Martha tersenyum, yakin bahwa ibunya telah berhasil ia yakinkan. “Pokoknya Ibu jangan cemas, aku pasti bisa melakukan perjalanan ini dengan baik. Dan jika aku mengalami kesulitan, aku akan menghubungimu untuk meminta bantuan. Lalu soal pacarku ... well, kurasa aku sudah cukup umur untuk bisa menjalani hubungan dengan pria mana pun tanpa harus diawasi.”

Gelak tawa dari Margareth akhirnya terlontar. “Baiklah, aku mengalah. Kau benar-benar sudah bisa menolak bujukanku rupanya.” Margareth bergerak berdiri dan membuang gempalan tisu yang tadi digunakannya ke tempat sampah terdekat. “Sekarang mari kita datangi pacarmu di ruang depan.”

Tatapan Martha melebar. “Tunggu, Matteo sudah datang?”

“Ya, pacarmu sudah datang sejak tadi.”

“Kenapa Ibu baru memberitahuku sekarang?”

Protes Martha itu malah membuat ibunya nyengir. “Well, ayahmu yang melarangku memberitahumu. Kurasa dia pertama-tama ingin berbicara berdua dengan pacarmu dulu sebelum kalian berdua pergi---”

Oh tidak, batin Martha panik. Ayah sedang menginterogasi pacarku?

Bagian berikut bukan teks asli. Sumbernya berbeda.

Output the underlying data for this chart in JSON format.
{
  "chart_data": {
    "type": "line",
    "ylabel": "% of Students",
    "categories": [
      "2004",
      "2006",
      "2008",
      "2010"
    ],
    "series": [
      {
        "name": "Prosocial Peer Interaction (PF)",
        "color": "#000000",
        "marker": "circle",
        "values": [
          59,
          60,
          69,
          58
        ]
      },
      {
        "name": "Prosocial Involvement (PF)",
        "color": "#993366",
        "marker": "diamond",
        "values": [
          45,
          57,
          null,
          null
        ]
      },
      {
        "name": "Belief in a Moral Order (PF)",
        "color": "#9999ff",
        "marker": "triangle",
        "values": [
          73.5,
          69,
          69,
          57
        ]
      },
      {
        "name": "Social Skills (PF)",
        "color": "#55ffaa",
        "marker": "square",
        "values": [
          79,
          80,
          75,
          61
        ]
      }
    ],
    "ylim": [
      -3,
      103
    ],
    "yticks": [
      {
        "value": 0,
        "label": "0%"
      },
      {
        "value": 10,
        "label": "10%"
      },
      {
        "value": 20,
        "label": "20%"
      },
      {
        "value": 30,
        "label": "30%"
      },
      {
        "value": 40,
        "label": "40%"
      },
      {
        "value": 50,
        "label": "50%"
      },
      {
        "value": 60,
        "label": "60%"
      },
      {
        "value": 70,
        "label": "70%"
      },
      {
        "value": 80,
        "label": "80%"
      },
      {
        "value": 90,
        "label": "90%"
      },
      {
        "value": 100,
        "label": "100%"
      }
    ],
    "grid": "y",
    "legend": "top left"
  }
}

“Oh jangan panik begitu,” kata Margareth yang geli akan reaksi putrinya. “Ini kan tradisi keluarga kita. Di luar rumah kau bisa saja bebas, Anak Muda. Tapi ini masih di rumah, masih ada aturan yang kau harus turuti. Sekarang tolong ganti pakaianmu dulu sebelum menemui pacarmu. Ayahmu takkan suka melihatmu berpenampilan seterbuka itu saat ada pacarmu di rumah.”

Margareth kemudian melangkah keluar kamar meninggalkan Martha yang termangu seorang diri.